Le Clan des Siciliens
1969
Henri Verneuil

Trois ans avant que Le Parrain ne montre au monde entier ce qu’est un modèle du genre, le célèbre Henri Verneuil avait lui aussi posé une référence en matière de film de mafieux. Réunissant trois monuments du cinéma, tous au sommet de leur gloire au moment de la sortie, le film ne pouvait donc qu’être un succès phénoménale : 4,8 millions d’entrées rien qu’en France. Pourtant, le film ne tient pas la comparaison.

Cambrioleur redouté qui n’hésite pas à descendre ceux qui s’opposent à lui, Roger Sartet (Alain Delon) s’était fait attrapé par l’inspecteur Le Goff (Lino Ventura), mais lors de son transfert en prison il s’évada.
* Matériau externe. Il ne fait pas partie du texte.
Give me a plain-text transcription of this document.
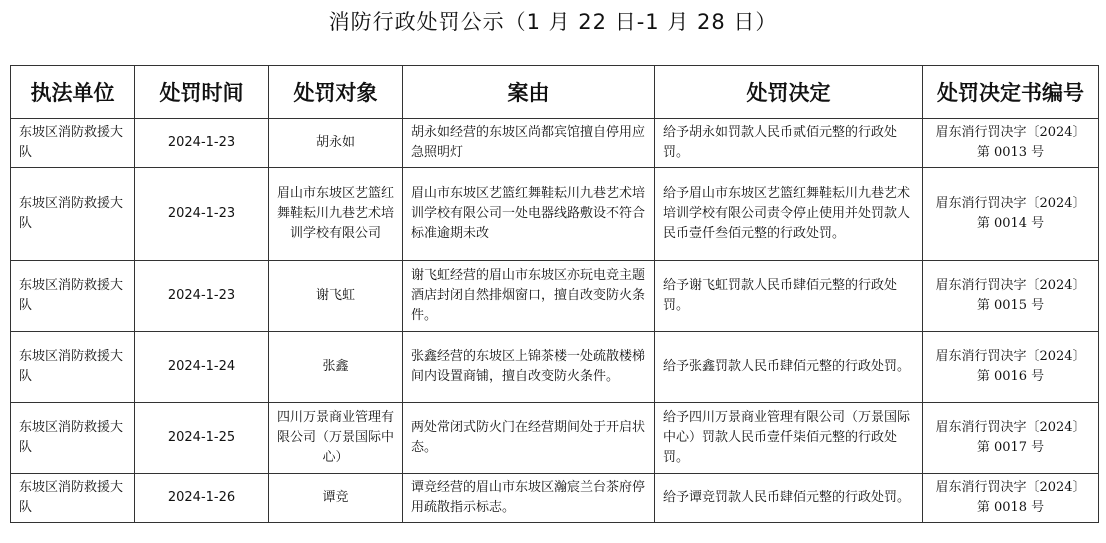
消防行政处罚公示（1 月 22 日-1 月 28 日）
执法单位	处罚时间	处罚对象	案由	处罚决定	处罚决定书编号
东坡区消防救援大队	2024-1-23	胡永如	胡永如经营的东坡区尚都宾馆擅自停用应急照明灯	给予胡永如罚款人民币贰佰元整的行政处罚。	眉东消行罚决字〔2024〕第 0013 号
东坡区消防救援大队	2024-1-23	眉山市东坡区艺篮红舞鞋耘川九巷艺术培训学校有限公司	眉山市东坡区艺篮红舞鞋耘川九巷艺术培训学校有限公司一处电器线路敷设不符合标准逾期未改	给予眉山市东坡区艺篮红舞鞋耘川九巷艺术培训学校有限公司责令停止使用并处罚款人民币壹仟叁佰元整的行政处罚。	眉东消行罚决字〔2024〕第 0014 号
东坡区消防救援大队	2024-1-23	谢飞虹	谢飞虹经营的眉山市东坡区亦玩电竞主题酒店封闭自然排烟窗口，擅自改变防火条件。	给予谢飞虹罚款人民币肆佰元整的行政处罚。	眉东消行罚决字〔2024〕第 0015 号
东坡区消防救援大队	2024-1-24	张鑫	张鑫经营的东坡区上锦茶楼一处疏散楼梯间内设置商铺，擅自改变防火条件。	给予张鑫罚款人民币肆佰元整的行政处罚。	眉东消行罚决字〔2024〕第 0016 号
东坡区消防救援大队	2024-1-25	四川万景商业管理有限公司（万景国际中心）	两处常闭式防火门在经营期间处于开启状态。	给予四川万景商业管理有限公司（万景国际中心）罚款人民币壹仟柒佰元整的行政处罚。	眉东消行罚决字〔2024〕第 0017 号
东坡区消防救援大队	2024-1-26	谭竞	谭竞经营的眉山市东坡区瀚宸兰台茶府停用疏散指示标志。	给予谭竞罚款人民币肆佰元整的行政处罚。	眉东消行罚决字〔2024〕第 0018 号
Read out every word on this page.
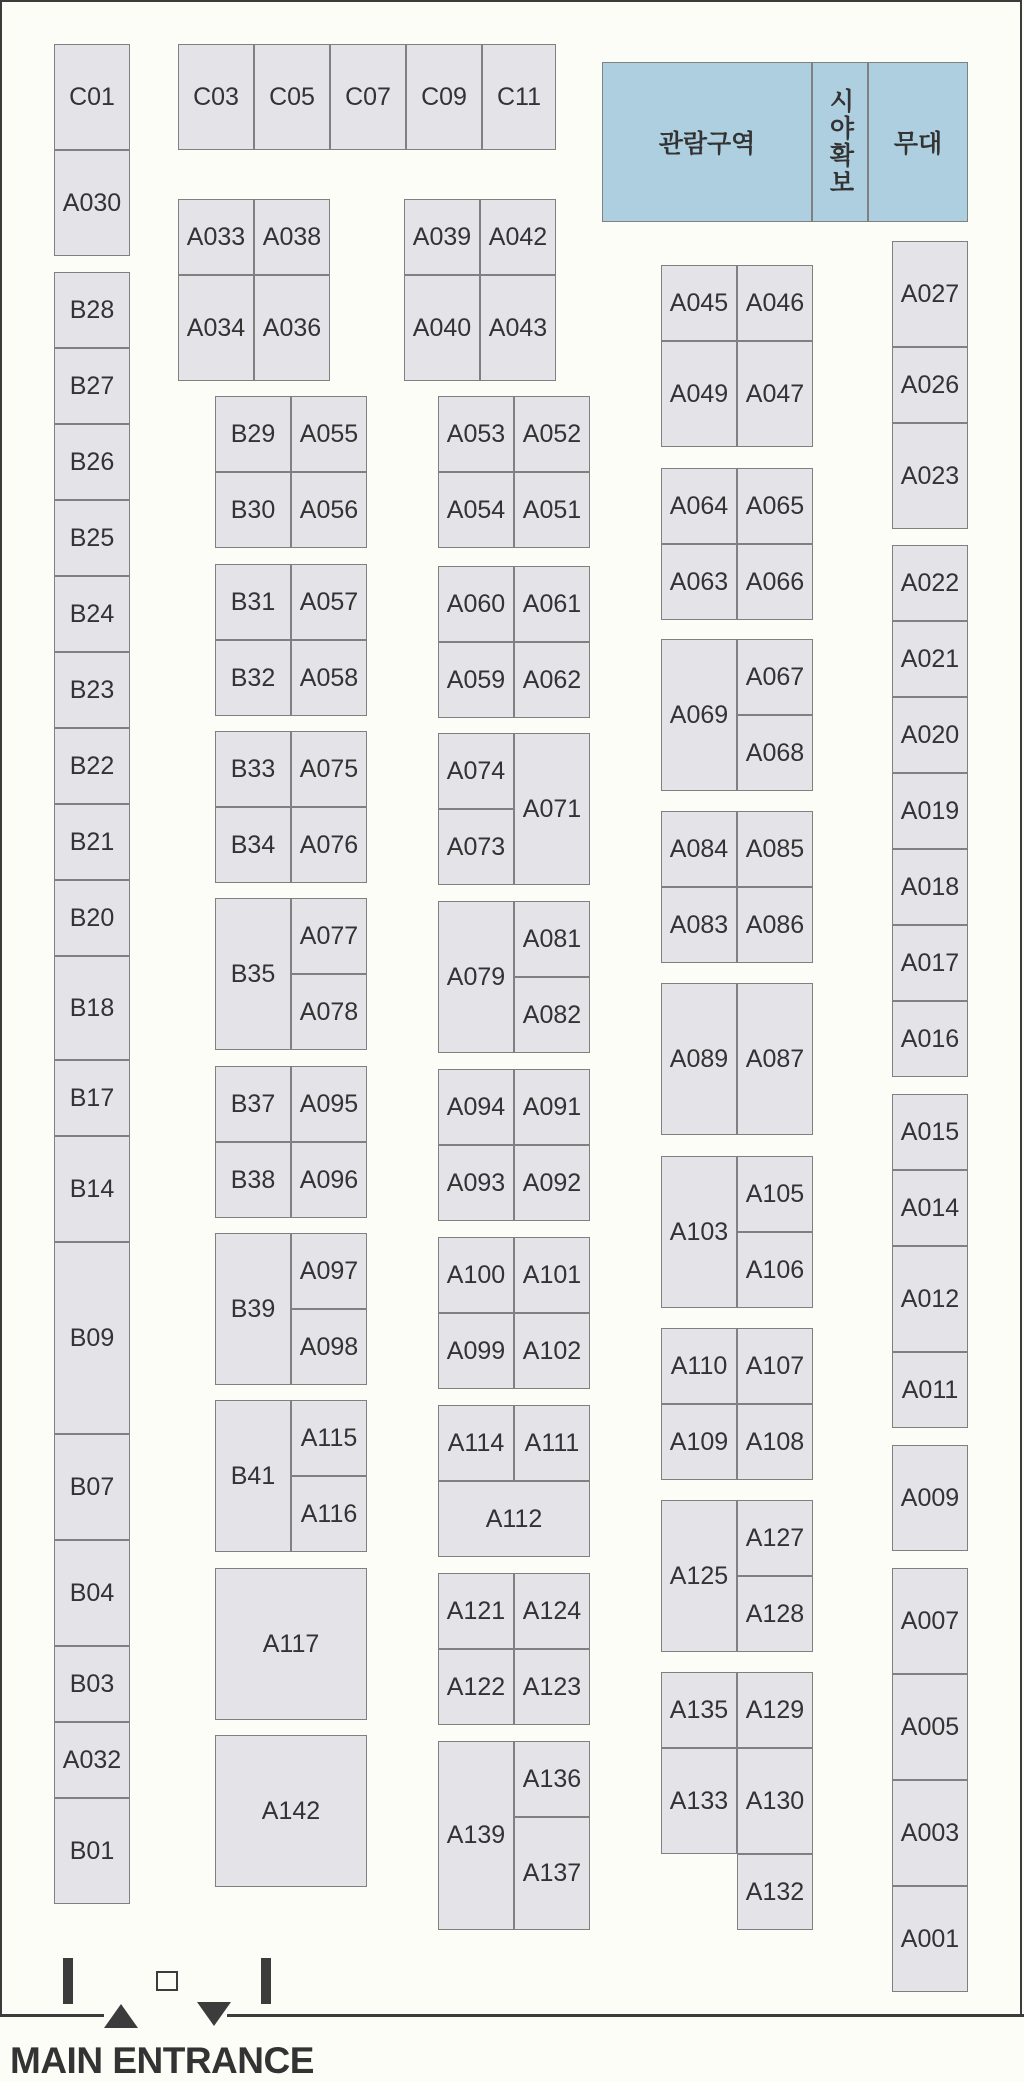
관람구역	시야확보	무대
C01
A030
C03	C05	C07	C09	C11
A033 A038
A034 A036
A039 A042
A040 A043
B28
B27
B26
B25
B24
B23
B22
B21
B20
B18
B17
B14
B09
B07
B04
B03
A032
B01
B29 A055
B30 A056
B31 A057
B32 A058
B33 A075
B34 A076
B35
A077
A078
B37 A095
B38 A096
B39
A097
A098
B41
A115
A116
A117
A142
A053 A052
A054 A051
A060 A061
A059 A062
A074
A071
A073
A079
A081
A082
A094 A091
A093 A092
A100 A101
A099 A102
A114 A111
A112
A121 A124
A122 A123
A139
A136
A137
A045 A046
A049 A047
A064 A065
A063 A066
A069
A067
A068
A084 A085
A083 A086
A089 A087
A103
A105
A106
A110 A107
A109 A108
A125
A127
A128
A135 A129
A133 A130
A132
A027
A026
A023
A022
A021
A020
A019
A018
A017
A016
A015
A014
A012
A011
A009
A007
A005
A003
A001
MAIN ENTRANCE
Loin de lui l’idée d’en rester là et de se cacher dans une vie rangée, il va contacter le chef du clan des siciliens, Vittorio Manalese (Jean Gabin), seul homme à la hauteur pour son plan. En effet, il ambitionne un casse de plusieurs milliards en s’attaquant à une grande réserve de diamants.

Trois grandes gueules qui se prennent chacun pour le plus grand des caïds, une confrontation au sommet et un casse d’envergure : le programme semblait alléchant, mais le film est décevant à bien des égares. Durant tout le film, l’inspecteur semble carrément à la ramasse, créant un bel effet comique d’auto-dérision, mais il se rapproche régulièrement du but à causes de bourdes de l’autre camp, et avec les ratés de chacun il n’y a au final plus grand monde qui semble maîtriser la situation et s’imposer comme intouchable. Pas de personnage écrasant donc, aboutissant à trois personnages d’importance modérée au charisme parfois discutable, notamment Roger Sartet. L’histoire a elle aussi du mal à s’imposer entre un plan qui prend beaucoup de temps à prendre forme et un passage à l’acte mollasson et pas très crédible. La fin est à l’image du film, remettant tout le monde à sa place et prouvant que le film n’était pas à la hauteur de ses ambitions. Un beau tableau, quelques scènes intéressantes mais une écriture faiblarde.